The problem is that the Gros Morne proposal, on the face of it, is hardly an acceptable option for a national park. Between a rock and a hard place, indeed.
Indeed it is.
One of the comments from a reader suggests that it is preferable to do this than keep a diesel generator running at Holyrood.
Fair enough at least for a proposition.
But the NALCO proposal doesn’t address the current electricity demand and the current utilization at Holyrood to cement the case that this massive transmission project – at least $2.0 billion in added taxpayer debt – is actually the best solution to the Holyrood problem.

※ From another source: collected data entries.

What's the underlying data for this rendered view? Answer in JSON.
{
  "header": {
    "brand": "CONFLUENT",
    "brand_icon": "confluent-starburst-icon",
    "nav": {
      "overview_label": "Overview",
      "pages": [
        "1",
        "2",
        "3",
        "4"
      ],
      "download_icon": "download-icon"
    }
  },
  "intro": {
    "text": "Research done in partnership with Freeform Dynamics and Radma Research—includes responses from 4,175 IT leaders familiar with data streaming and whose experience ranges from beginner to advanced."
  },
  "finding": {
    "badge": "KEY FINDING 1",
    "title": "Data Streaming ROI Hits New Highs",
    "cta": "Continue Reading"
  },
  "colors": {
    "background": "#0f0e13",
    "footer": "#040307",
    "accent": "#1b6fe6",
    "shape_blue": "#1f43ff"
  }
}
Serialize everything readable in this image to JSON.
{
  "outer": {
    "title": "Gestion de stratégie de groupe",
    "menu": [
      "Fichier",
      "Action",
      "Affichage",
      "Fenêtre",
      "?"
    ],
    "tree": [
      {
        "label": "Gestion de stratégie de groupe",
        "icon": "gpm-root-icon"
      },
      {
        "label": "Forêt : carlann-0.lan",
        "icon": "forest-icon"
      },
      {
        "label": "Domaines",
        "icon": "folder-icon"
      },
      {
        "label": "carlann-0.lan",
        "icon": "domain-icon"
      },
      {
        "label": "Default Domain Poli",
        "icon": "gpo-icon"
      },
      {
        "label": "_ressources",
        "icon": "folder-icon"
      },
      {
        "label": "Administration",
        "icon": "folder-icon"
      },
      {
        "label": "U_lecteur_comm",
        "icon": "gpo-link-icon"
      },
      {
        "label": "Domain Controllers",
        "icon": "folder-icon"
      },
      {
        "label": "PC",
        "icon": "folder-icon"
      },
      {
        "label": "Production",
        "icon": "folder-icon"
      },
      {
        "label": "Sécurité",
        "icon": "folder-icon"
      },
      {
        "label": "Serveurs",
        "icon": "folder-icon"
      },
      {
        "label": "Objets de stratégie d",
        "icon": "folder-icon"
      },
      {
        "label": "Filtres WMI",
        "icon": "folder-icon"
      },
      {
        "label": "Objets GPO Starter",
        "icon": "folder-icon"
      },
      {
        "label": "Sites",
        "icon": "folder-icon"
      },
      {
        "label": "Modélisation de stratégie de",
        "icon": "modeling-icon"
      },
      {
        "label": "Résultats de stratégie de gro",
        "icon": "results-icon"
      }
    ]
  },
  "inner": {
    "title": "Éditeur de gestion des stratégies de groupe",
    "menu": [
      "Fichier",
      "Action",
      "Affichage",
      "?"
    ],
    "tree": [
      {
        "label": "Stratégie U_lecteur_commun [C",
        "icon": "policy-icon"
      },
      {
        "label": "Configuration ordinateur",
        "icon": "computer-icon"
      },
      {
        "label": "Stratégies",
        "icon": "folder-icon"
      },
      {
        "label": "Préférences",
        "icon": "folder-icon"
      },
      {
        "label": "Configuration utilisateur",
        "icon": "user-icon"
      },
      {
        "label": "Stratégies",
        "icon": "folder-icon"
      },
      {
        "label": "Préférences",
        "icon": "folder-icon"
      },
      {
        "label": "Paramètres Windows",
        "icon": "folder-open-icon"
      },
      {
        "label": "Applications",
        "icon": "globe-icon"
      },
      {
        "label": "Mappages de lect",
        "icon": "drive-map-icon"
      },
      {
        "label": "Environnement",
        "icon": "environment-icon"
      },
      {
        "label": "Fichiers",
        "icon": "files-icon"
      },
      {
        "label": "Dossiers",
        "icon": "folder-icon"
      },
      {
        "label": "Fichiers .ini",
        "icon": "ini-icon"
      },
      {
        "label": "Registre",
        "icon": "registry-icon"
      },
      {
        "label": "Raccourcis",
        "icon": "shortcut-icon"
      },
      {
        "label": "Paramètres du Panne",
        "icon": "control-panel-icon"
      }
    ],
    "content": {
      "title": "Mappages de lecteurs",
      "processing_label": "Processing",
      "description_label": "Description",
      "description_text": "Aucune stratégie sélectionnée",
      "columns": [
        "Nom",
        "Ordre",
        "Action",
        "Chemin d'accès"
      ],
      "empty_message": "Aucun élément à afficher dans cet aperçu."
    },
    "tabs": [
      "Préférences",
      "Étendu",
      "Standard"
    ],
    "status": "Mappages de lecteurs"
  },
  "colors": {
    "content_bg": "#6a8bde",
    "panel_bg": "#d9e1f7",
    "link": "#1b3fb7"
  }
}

Electricity demand is not exactly skyrocketing on the island. Two major industrial projects have died since 2005 and the Vale Inco project at Long Harbour will only suck 75 megawatts a year, when it comes on line some time around 2012. In the meantime, the expropriation bill gifted NALCO with almost 150 megawatts of power that costs virtually nothing to run.
On top of that there are at least six other small hydro projects that have been frozen in place since the late 1990s. According to the province’s energy plan, that moratorium is due to be reviewed in 2009.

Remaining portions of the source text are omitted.